The road has been a tough one to hoe for the Huskies, who have an 11-1 record at home this season.

“The last two road games, we didn’t play as hard as we could,” sophomore Isaiah Thomas said when asked about the two lopsided losses in Arizona. “We didn’t bring the energy that we did these last two home games. If we bring that, the sky’s the limit, man.”

There are several theories about why UW (12-5 overall, 3-3 in the Pac-10) has such a disparate record on the road as compared to at home.

The Huskies played nine of 11 non-conference games at Hec Ed, which might not have prepared them well enough for road games.

UW also feeds off the energy at Hec Ed, while road games offer no such built-in momentum.

Then there is the theory put forth by Cal coach Mike Montgomery this week.

“They’re so aggressive to begin with (that) a lot of what they do, they’re able to — for lack of a better term — get away with at home,” said Montgomery, whose Golden Bears lost 84-69 at Hec Ed on Saturday. “It allows them to be aggressive.”

UW coach Lorenzo Romar didn’t necessarily disagree with that theory.

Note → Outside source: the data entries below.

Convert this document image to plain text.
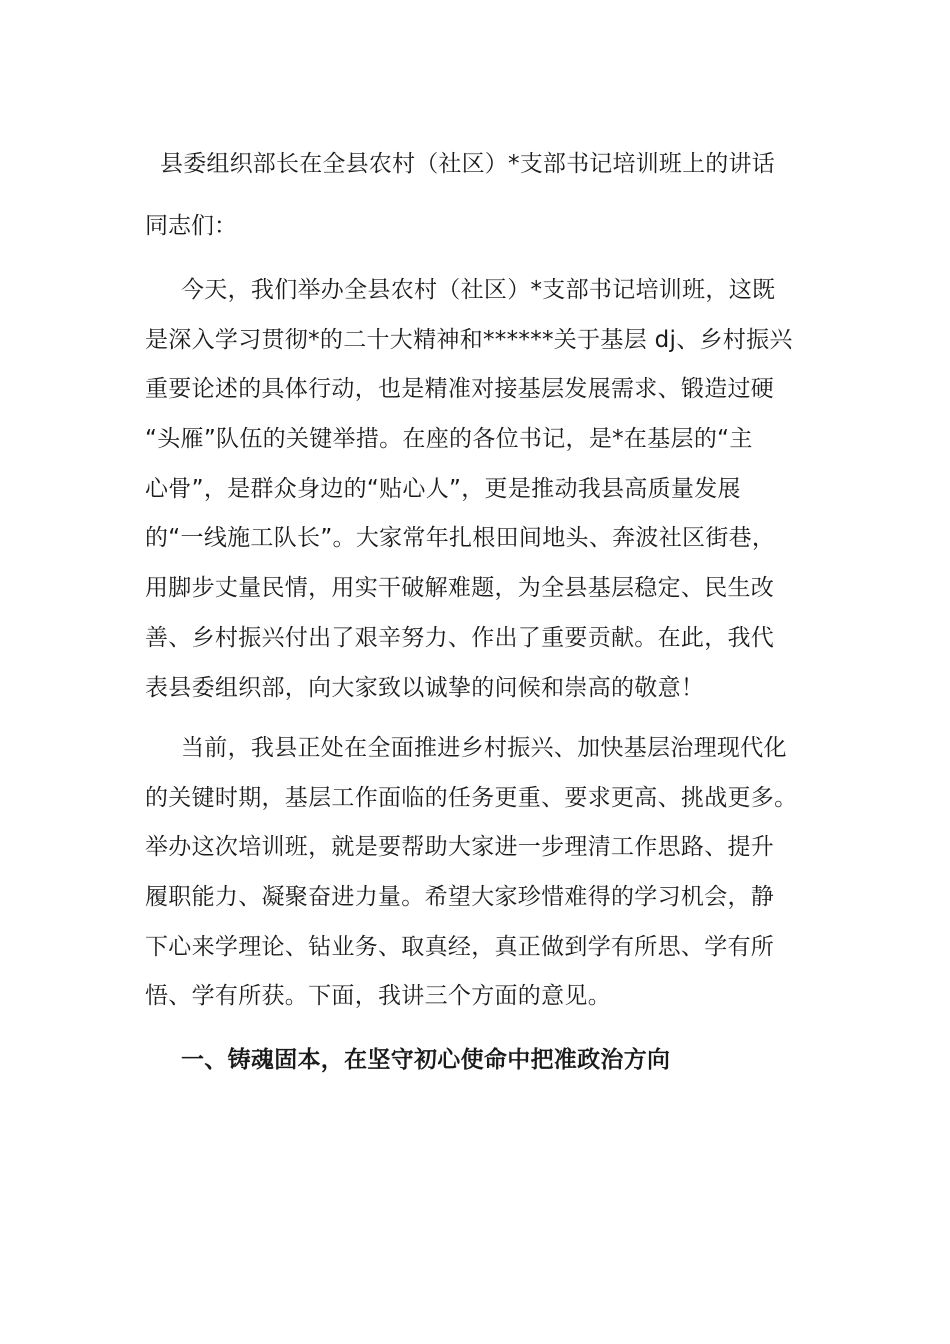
县委组织部长在全县农村（社区）*支部书记培训班上的讲话
同志们：
今天，我们举办全县农村（社区）*支部书记培训班，这既
是深入学习贯彻*的二十大精神和******关于基层 dj、乡村振兴
重要论述的具体行动，也是精准对接基层发展需求、锻造过硬
“头雁”队伍的关键举措。在座的各位书记，是*在基层的“主
心骨”，是群众身边的“贴心人”，更是推动我县高质量发展
的“一线施工队长”。大家常年扎根田间地头、奔波社区街巷，
用脚步丈量民情，用实干破解难题，为全县基层稳定、民生改
善、乡村振兴付出了艰辛努力、作出了重要贡献。在此，我代
表县委组织部，向大家致以诚挚的问候和崇高的敬意！
当前，我县正处在全面推进乡村振兴、加快基层治理现代化
的关键时期，基层工作面临的任务更重、要求更高、挑战更多。
举办这次培训班，就是要帮助大家进一步理清工作思路、提升
履职能力、凝聚奋进力量。希望大家珍惜难得的学习机会，静
下心来学理论、钻业务、取真经，真正做到学有所思、学有所
悟、学有所获。下面，我讲三个方面的意见。
一、铸魂固本，在坚守初心使命中把准政治方向
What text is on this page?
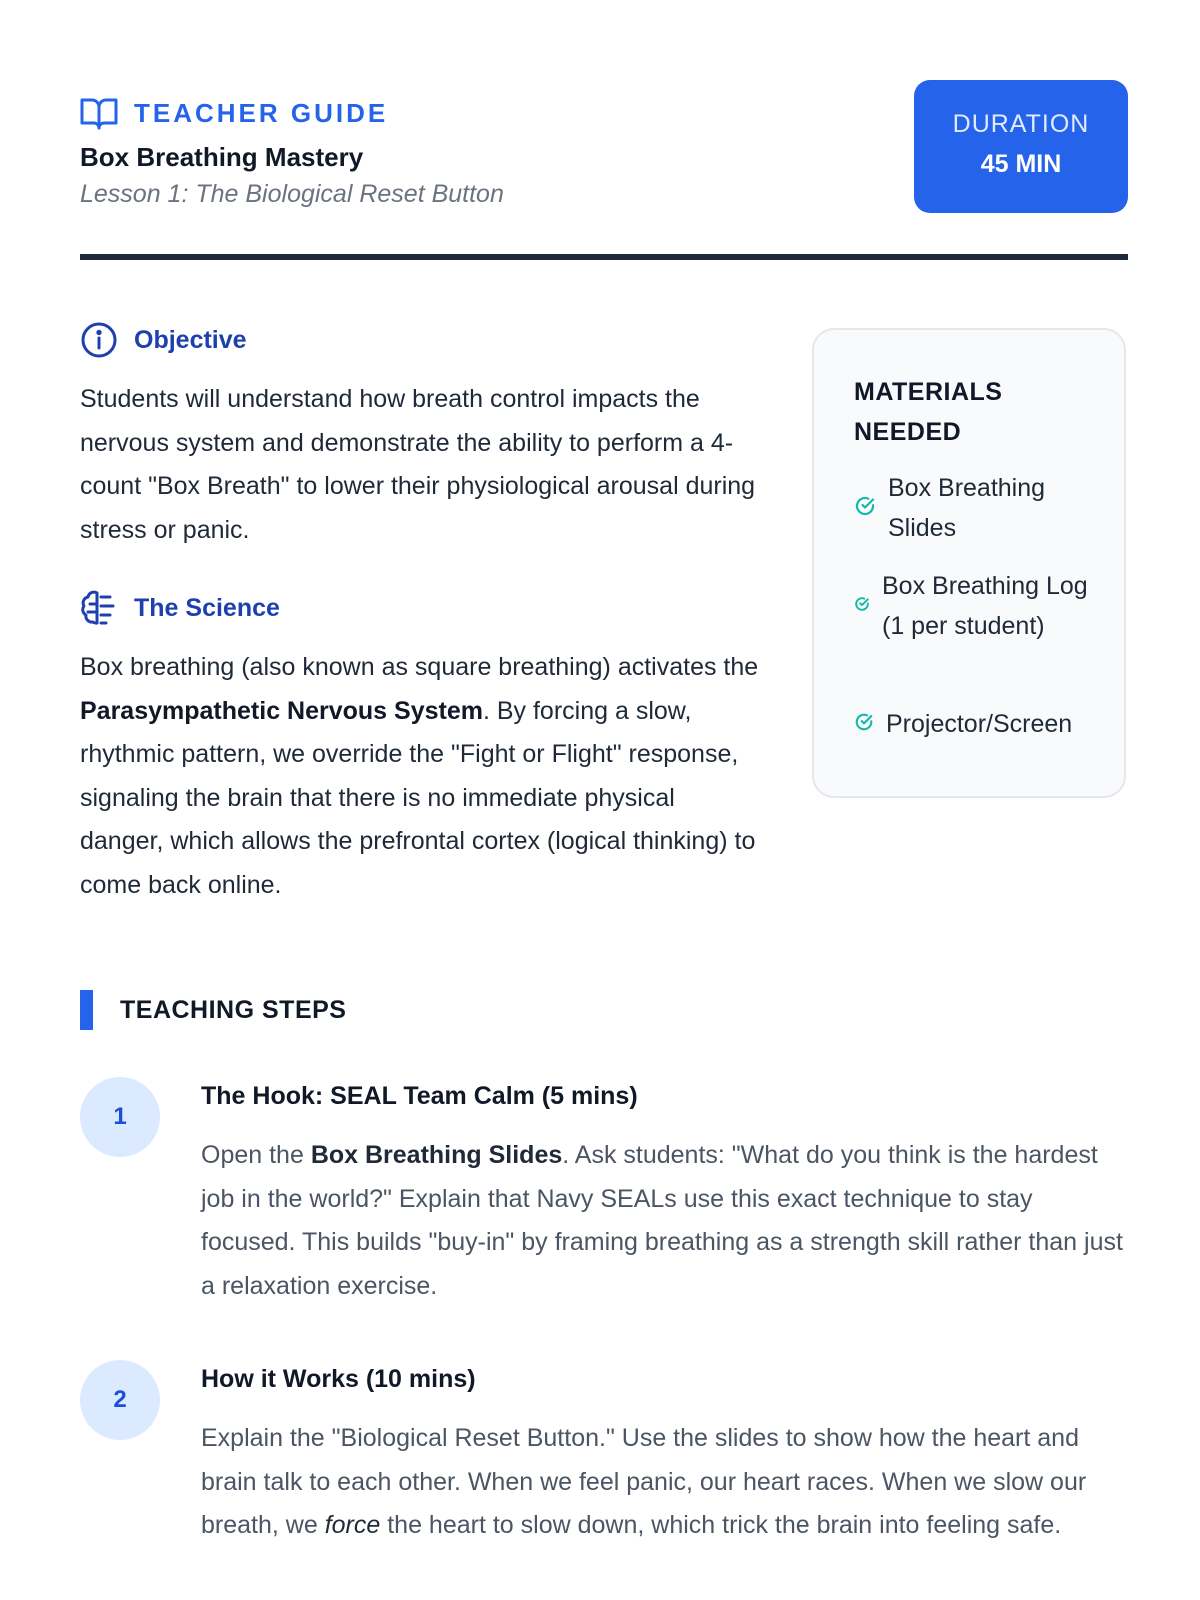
TEACHER GUIDE
Box Breathing Mastery
Lesson 1: The Biological Reset Button
DURATION
45 MIN
Objective
Students will understand how breath control impacts the nervous system and demonstrate the ability to perform a 4-count "Box Breath" to lower their physiological arousal during stress or panic.
The Science
Box breathing (also known as square breathing) activates the Parasympathetic Nervous System. By forcing a slow, rhythmic pattern, we override the "Fight or Flight" response, signaling the brain that there is no immediate physical danger, which allows the prefrontal cortex (logical thinking) to come back online.
MATERIALS NEEDED
Box Breathing Slides
Box Breathing Log (1 per student)
Projector/Screen
TEACHING STEPS
1
The Hook: SEAL Team Calm (5 mins)
Open the Box Breathing Slides. Ask students: "What do you think is the hardest job in the world?" Explain that Navy SEALs use this exact technique to stay focused. This builds "buy-in" by framing breathing as a strength skill rather than just a relaxation exercise.
2
How it Works (10 mins)
Explain the "Biological Reset Button." Use the slides to show how the heart and brain talk to each other. When we feel panic, our heart races. When we slow our breath, we force the heart to slow down, which trick the brain into feeling safe.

“When we’re playing the right way, we try to pressure and we try to be physical,” he said. “Sometimes when the officials call a lot of early fouls, mentally, that kind of makes us do a little self-analysis. It becomes paralysis-by-analysis at times. That could be the case.”

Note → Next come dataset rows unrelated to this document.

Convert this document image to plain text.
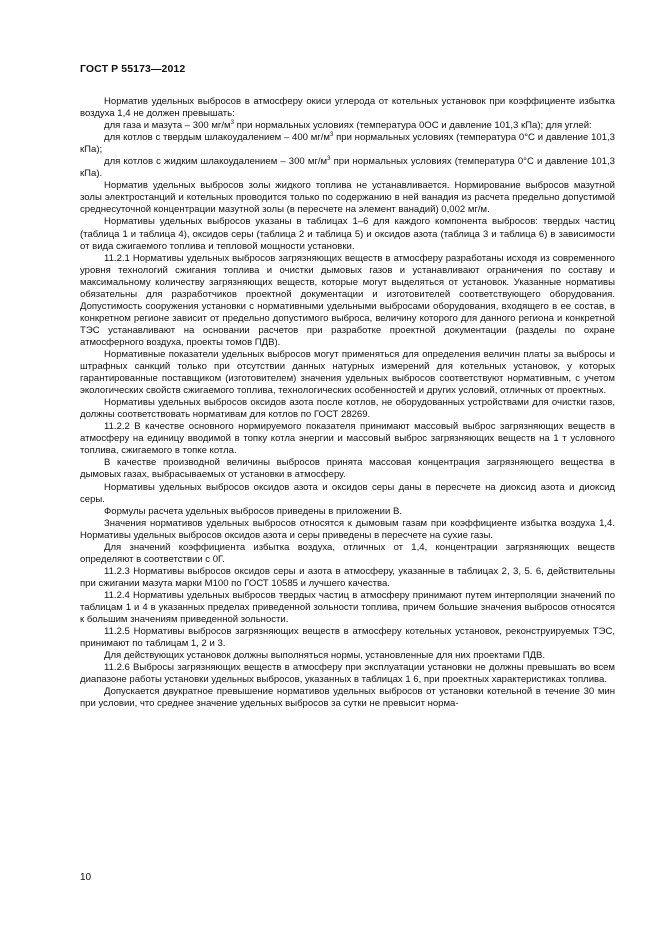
ГОСТ Р 55173—2012

Норматив удельных выбросов в атмосферу окиси углерода от котельных установок при коэффициенте избытка воздуха 1,4 не должен превышать:

для газа и мазута – 300 $мг/м^3$ при нормальных условиях (температура 0ОС и давление 101,3 кПа); для углей:

для котлов с твердым шлакоудалением – 400 $мг/м^3$ при нормальных условиях (температура 0°С и давление 101,3 кПа);

для котлов с жидким шлакоудалением – 300 $мг/м^3$ при нормальных условиях (температура 0°С и давление 101,3 кПа).

Норматив удельных выбросов золы жидкого топлива не устанавливается. Нормирование выбросов мазутной золы электростанций и котельных проводится только по содержанию в ней ванадия из расчета предельно допустимой среднесуточной концентрации мазутной золы (в пересчете на элемент ванадий) 0,002 мг/м.

Нормативы удельных выбросов указаны в таблицах 1–6 для каждого компонента выбросов: твердых частиц (таблица 1 и таблица 4), оксидов серы (таблица 2 и таблица 5) и оксидов азота (таблица 3 и таблица 6) в зависимости от вида сжигаемого топлива и тепловой мощности установки.

11.2.1 Нормативы удельных выбросов загрязняющих веществ в атмосферу разработаны исходя из современного уровня технологий сжигания топлива и очистки дымовых газов и устанавливают ограничения по составу и максимальному количеству загрязняющих веществ, которые могут выделяться от установок. Указанные нормативы обязательны для разработчиков проектной документации и изготовителей соответствующего оборудования. Допустимость сооружения установки с нормативными удельными выбросами оборудования, входящего в ее состав, в конкретном регионе зависит от предельно допустимого выброса, величину которого для данного региона и конкретной ТЭС устанавливают на основании расчетов при разработке проектной документации (разделы по охране атмосферного воздуха, проекты томов ПДВ).

Нормативные показатели удельных выбросов могут применяться для определения величин платы за выбросы и штрафных санкций только при отсутствии данных натурных измерений для котельных установок, у которых гарантированные поставщиком (изготовителем) значения удельных выбросов соответствуют нормативным, с учетом экологических свойств сжигаемого топлива, технологических особенностей и других условий, отличных от проектных.

Нормативы удельных выбросов оксидов азота после котлов, не оборудованных устройствами для очистки газов, должны соответствовать нормативам для котлов по ГОСТ 28269.

11.2.2 В качестве основного нормируемого показателя принимают массовый выброс загрязняющих веществ в атмосферу на единицу вводимой в топку котла энергии и массовый выброс загрязняющих веществ на 1 т условного топлива, сжигаемого в топке котла.

В качестве производной величины выбросов принята массовая концентрация загрязняющего вещества в дымовых газах, выбрасываемых от установки в атмосферу.

Нормативы удельных выбросов оксидов азота и оксидов серы даны в пересчете на диоксид азота и диоксид серы.

Формулы расчета удельных выбросов приведены в приложении В.

Значения нормативов удельных выбросов относятся к дымовым газам при коэффициенте избытка воздуха 1,4. Нормативы удельных выбросов оксидов азота и серы приведены в пересчете на сухие газы.

Для значений коэффициента избытка воздуха, отличных от 1,4, концентрации загрязняющих веществ определяют в соответствии с 0Г.

11.2.3 Нормативы выбросов оксидов серы и азота в атмосферу, указанные в таблицах 2, 3, 5. 6, действительны при сжигании мазута марки М100 по ГОСТ 10585 и лучшего качества.

11.2.4 Нормативы удельных выбросов твердых частиц в атмосферу принимают путем интерполяции значений по таблицам 1 и 4 в указанных пределах приведенной зольности топлива, причем большие значения выбросов относятся к большим значениям приведенной зольности.

11.2.5 Нормативы выбросов загрязняющих веществ в атмосферу котельных установок, реконструируемых ТЭС, принимают по таблицам 1, 2 и 3.

Для действующих установок должны выполняться нормы, установленные для них проектами ПДВ.

11.2.6 Выбросы загрязняющих веществ в атмосферу при эксплуатации установки не должны превышать во всем диапазоне работы установки удельных выбросов, указанных в таблицах 1 6, при проектных характеристиках топлива.

Допускается двукратное превышение нормативов удельных выбросов от установки котельной в течение 30 мин при условии, что среднее значение удельных выбросов за сутки не превысит норма-

10
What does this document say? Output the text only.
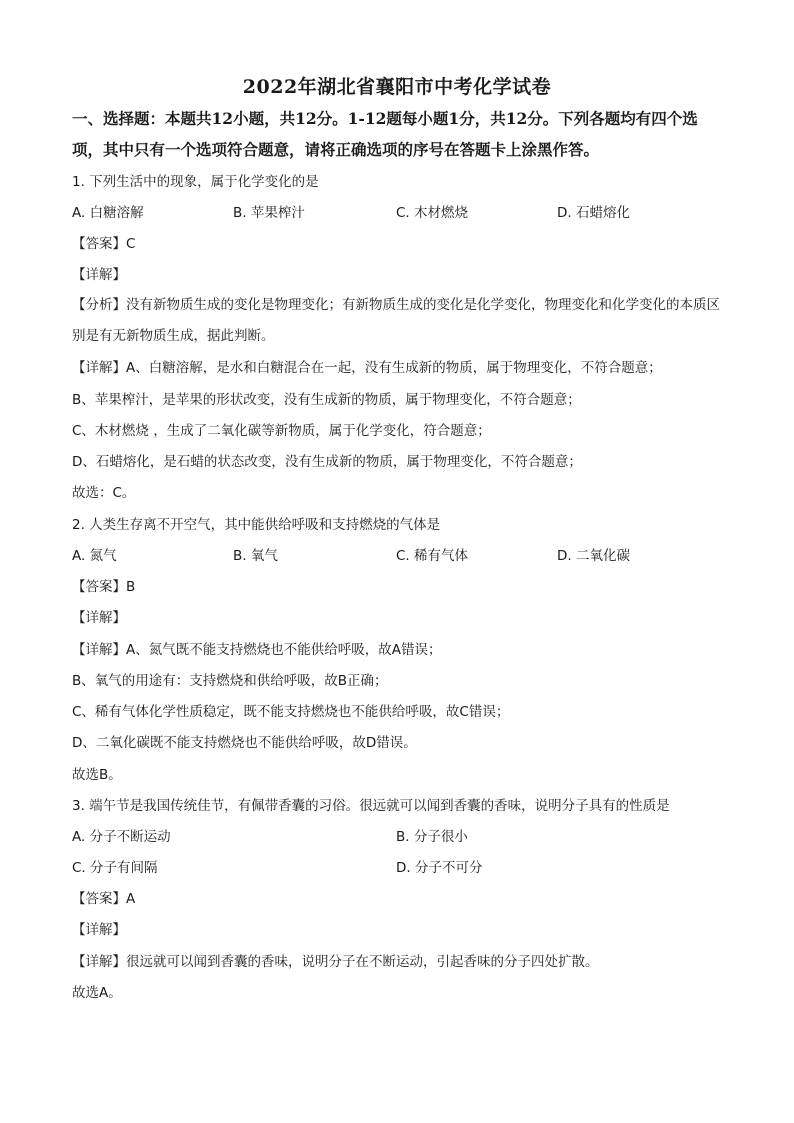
2022年湖北省襄阳市中考化学试卷
一、选择题：本题共12小题，共12分。1-12题每小题1分，共12分。下列各题均有四个选项，其中只有一个选项符合题意，请将正确选项的序号在答题卡上涂黑作答。
1. 下列生活中的现象，属于化学变化的是
A. 白糖溶解	B. 苹果榨汁	C. 木材燃烧	D. 石蜡熔化
【答案】C
【详解】
【分析】没有新物质生成的变化是物理变化；有新物质生成的变化是化学变化，物理变化和化学变化的本质区别是有无新物质生成，据此判断。
【详解】A、白糖溶解，是水和白糖混合在一起，没有生成新的物质，属于物理变化，不符合题意；
B、苹果榨汁，是苹果的形状改变，没有生成新的物质，属于物理变化，不符合题意；
C、木材燃烧 ，生成了二氧化碳等新物质，属于化学变化，符合题意；
D、石蜡熔化，是石蜡的状态改变，没有生成新的物质，属于物理变化，不符合题意；
故选：C。
2. 人类生存离不开空气，其中能供给呼吸和支持燃烧的气体是
A. 氮气	B. 氧气	C. 稀有气体	D. 二氧化碳
【答案】B
【详解】
【详解】A、氮气既不能支持燃烧也不能供给呼吸，故A错误；
B、氧气的用途有：支持燃烧和供给呼吸，故B正确；
C、稀有气体化学性质稳定，既不能支持燃烧也不能供给呼吸，故C错误；
D、二氧化碳既不能支持燃烧也不能供给呼吸，故D错误。
故选B。
3. 端午节是我国传统佳节，有佩带香囊的习俗。很远就可以闻到香囊的香味，说明分子具有的性质是
A. 分子不断运动	B. 分子很小
C. 分子有间隔	D. 分子不可分
【答案】A
【详解】
【详解】很远就可以闻到香囊的香味，说明分子在不断运动，引起香味的分子四处扩散。
故选A。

What is indisputable is that the Huskies did not have the same energy at the start of the Arizona games as they did in last week’s home sweep of Stanford and Cal. The question is how to get that energy in the UW players at the start of tonight’s game at UCLA.

“What we just continue to try to do is build our team in such a way — whether it’s on Mars, or whether it’s in the basement, or whether in front of 20,000 — whatever the situation is, this is just how we go about our business,” Romar said. “I don’t know if we’re there yet.

“We’re preparing, and hopefully we feel like we’ve turned the corner to where, whether we’re on the road or whether we’re at home, it doesn’t matter; we play one way. But we haven’t done that yet. So it remains to be seen.”

Pondexter, who averages 21.2 points per game at home this season compared to 17.5 in road games, is looking forward to more than just another Urkel sighting tonight. He’s hoping to see a different road team than the one in Arizona two weeks ago.

“For the most part, people who saw us on TV, they realized that wasn’t the same team,” he said. “But that wasn’t because people weren’t (in Arizona) for us. It’s because we weren’t playing the right way. We weren’t putting up the energy and effort that we needed to. We have to do a better job of that.”

And maybe then Pondexter will get a victory handshake from his favorite celebrity.

“Sometimes I was like: ‘Man, if we win this game, I want to go over and get his autograph …,’” he said. “But we haven’t come out on (the winning) end yet. Hopefully, this time I’ll get his autograph.”